Wednesday, February 15, 2006

France: the second world country

as i've said before, France definitely couldn't ever be considered a third world country, although when you go to the post office it feels slightly like it, so as a compromise i call it the "Second world country"

As opposed to of course the mighty mighty mouthy country we all know and love; the U.S.

a few snippits for comparaison purposes:

my wifi card -
i ordered it in Dec, still not here. why you ask? they have run out of stock. As far as I can remember anything I've ever needed in the states (except for car parts) is always available and at any time of the day.
The kicker is that the place where i internet ordered it from didn't even have the customer service-ness to notify me. (Have I mentioned that the US is the best country in the world for customer service too?As J.D. says "here the customer is king, but the king better know when to shut the fuck up")
so as of the 15th of Feb, i still have no wifi card. shucks.

my gym -
given, Rouen is a small town (250,000 in the center and surrounding mini-suburbs); and everything in France is teeny tiny. which i rather like. and so is my gym. I just signed up for a year's membership (hitting the diet trail again) and off I went.
Here's where you laugh. It has three eliptus machines (the ones where it feels like you're running but your feet never leave the footpads - running, but low impact), four bikes, one rowing machine, three treadmills, one of every weight machine, some other random torture devices, and the aerobics classes room. Oh, and yes for the cardio machines there is one tiny television to distract you from your fat-burning agony session.
Open till 8.30 pm (practically a revolution for France), half day on Sat and not on Sunday. (Who the hell could not have their gym open on Sunday?)
However the best part is a sauna - teeny and big enough for four people but hey, any sauna is better than none. Even though I do prefer steam rooms.

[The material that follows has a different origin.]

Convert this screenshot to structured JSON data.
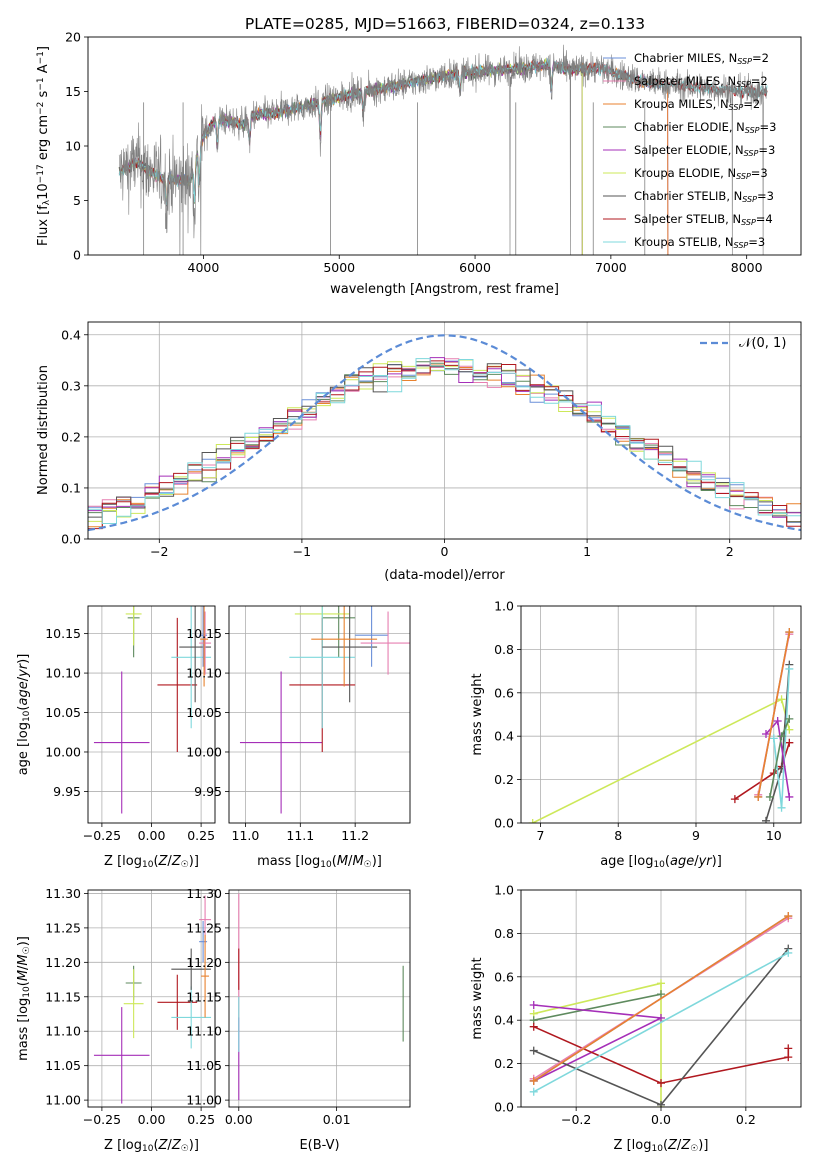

Now you have to understand I went with my friend K to her gym in the burbs - 24 hours; a tv for every machine, machines too many to count, steamroom and sauna, blah blah blah. you get the idea.

My "controle technique" -
For the first time in France, I got pulled over. Turns out every car older than five years old has to go to a technical control every two years. J.D. and i being two lowly foreigners (and first time french car owners) didn't know. and the lesson cost me 151 euros. FUN!
(Important aside - i gave him my american drivers licence and he didn't say anything, whew! that could have technically turned into a big mess, but that's a story for another blog)

So, now that i need to have one of these technical controls, i promply finish my day's work, go home and call one place that i drive by regularly. I call 'em up, they tell me their open, i say i'll be right over. WHOAH little girl! you have to make an appointment. Ridiculous. Like for the dentist's office? yes like for the dentist's office.
second world country. J.D. laughs and proptly reminds me I'm not in the US.
So i make my appointment and that dirty deed got done.
make an appointment?????
i still don't get it; the funny part is also that anytime i drive by one of these places, THERE'S NO ONE THERE!
could it be pessimistic of me to suggest that it could possibly have something to do with the french work ethic? (meaning - avoid real work as much and as long as you can)

well, i'm sure i'll have more for later, for the moment this will have to do.